Raton Pass had been used by Spanish explorers and Indians for centuries to cut through the Rocky Mountain. The trail was too rough for wagons on the Santa Fe Trail. The town of Raton (Spanish for “mouse,” but literally meaning “large rat”) was founded at the site of Willow Springs, a stop on the Santa Fe Trail. In 1879, the Atchison, Topeka and Santa Fe Railway bought a local toll road and established a busy rail line. Other smaller railroad companies also had lines that ran from Raton west and south to carry various resources to market. Raton quickly developed as a railroad, mining and ranching center for the northeast part of the New Mexico territory, as well as the county seat and principal trading center of the area. The Raton area was part of the richest area for coal mining west of the Mississippi. Nearby Dawson, New Mexico was the site of the second worst coal mining disaster in US history.

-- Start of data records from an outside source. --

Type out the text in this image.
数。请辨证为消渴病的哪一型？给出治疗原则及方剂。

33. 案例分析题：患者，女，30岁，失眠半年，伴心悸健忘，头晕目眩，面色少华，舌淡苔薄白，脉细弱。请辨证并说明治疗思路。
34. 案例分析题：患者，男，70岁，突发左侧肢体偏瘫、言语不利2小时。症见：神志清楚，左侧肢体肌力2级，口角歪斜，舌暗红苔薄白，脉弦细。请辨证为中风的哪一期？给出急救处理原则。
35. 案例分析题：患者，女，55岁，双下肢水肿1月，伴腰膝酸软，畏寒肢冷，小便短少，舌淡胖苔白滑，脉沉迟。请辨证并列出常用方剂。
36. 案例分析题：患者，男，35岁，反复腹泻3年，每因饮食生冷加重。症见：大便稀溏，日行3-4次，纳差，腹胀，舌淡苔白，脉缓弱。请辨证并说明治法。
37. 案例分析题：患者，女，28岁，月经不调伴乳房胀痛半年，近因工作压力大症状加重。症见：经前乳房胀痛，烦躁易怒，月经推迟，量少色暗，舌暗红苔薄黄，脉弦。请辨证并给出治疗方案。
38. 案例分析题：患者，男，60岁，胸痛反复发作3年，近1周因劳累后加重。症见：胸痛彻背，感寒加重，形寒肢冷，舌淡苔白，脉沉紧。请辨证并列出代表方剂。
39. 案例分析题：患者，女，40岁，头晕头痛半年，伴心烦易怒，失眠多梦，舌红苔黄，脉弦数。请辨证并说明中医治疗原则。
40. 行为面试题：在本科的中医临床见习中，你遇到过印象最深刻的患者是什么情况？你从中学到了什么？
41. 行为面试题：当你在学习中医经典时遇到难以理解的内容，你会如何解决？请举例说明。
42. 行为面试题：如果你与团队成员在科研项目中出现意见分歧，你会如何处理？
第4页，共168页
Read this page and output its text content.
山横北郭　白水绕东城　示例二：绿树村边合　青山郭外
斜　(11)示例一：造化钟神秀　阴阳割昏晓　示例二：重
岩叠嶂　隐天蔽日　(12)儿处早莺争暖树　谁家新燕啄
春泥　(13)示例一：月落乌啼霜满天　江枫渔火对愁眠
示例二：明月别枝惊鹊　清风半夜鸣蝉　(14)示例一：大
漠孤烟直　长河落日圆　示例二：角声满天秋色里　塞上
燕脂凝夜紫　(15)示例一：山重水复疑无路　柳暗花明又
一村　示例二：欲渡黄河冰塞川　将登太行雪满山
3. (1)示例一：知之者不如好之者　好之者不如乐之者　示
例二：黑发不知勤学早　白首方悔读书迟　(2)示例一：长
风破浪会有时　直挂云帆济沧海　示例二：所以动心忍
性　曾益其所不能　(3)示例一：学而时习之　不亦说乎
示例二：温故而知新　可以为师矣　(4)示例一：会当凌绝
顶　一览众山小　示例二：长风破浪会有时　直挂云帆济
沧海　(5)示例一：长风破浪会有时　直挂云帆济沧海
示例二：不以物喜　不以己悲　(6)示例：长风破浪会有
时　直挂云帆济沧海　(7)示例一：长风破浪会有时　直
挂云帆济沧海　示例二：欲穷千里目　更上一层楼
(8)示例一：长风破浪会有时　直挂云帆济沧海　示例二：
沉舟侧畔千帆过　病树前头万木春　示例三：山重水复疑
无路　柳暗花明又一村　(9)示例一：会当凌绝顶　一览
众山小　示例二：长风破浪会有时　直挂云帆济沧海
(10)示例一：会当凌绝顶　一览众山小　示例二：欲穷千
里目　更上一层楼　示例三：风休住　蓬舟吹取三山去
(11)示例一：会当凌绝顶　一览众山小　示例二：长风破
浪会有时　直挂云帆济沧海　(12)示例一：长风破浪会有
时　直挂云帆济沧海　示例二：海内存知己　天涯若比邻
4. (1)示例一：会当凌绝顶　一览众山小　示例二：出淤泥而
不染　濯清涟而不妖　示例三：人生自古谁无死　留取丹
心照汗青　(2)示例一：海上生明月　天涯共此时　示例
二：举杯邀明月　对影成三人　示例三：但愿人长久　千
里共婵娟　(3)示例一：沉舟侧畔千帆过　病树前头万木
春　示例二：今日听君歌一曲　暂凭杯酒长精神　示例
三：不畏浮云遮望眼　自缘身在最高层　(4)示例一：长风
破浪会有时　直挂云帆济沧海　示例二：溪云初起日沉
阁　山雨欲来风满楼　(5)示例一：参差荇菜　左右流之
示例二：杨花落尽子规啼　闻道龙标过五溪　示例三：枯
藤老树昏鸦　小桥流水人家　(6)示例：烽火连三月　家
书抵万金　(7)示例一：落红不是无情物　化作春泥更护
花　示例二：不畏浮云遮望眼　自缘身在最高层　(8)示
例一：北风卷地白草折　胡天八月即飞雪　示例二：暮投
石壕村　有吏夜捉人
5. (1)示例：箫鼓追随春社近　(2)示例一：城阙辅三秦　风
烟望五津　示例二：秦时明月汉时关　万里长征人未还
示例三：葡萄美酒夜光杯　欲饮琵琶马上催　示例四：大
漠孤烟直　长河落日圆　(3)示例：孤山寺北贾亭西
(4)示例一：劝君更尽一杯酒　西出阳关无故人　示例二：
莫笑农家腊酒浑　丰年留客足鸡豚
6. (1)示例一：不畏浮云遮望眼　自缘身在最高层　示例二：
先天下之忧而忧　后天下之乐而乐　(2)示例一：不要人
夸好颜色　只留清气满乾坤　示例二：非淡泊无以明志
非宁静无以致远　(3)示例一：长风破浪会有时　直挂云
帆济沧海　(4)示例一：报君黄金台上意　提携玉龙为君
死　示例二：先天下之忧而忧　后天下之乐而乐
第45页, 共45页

The Raton Museum was founded by the Raton Historical Society in 1939. The museum celebrates the region’s history of railroads, ranching and mining. Among other things, the museum has a set of 4-foot-tall silver candlesticks that once belonged to Lucien B. Maxwell of the Maxwell Land Grant. The museum also has musical instruments, mining equipment, railroad memorabilia and equipment, WPA art produced in Raton, photographs, bultos and retablos, and a Ratonia television manufactured in Raton.
Address: 108 South 2nd Street, Raton, NM 87740
Hours: Summer: Tuesday through Saturday, 10 a.m. to 4 p.m.
Winter: Wednesday through Saturday, 10 a.m. to 4 p.m.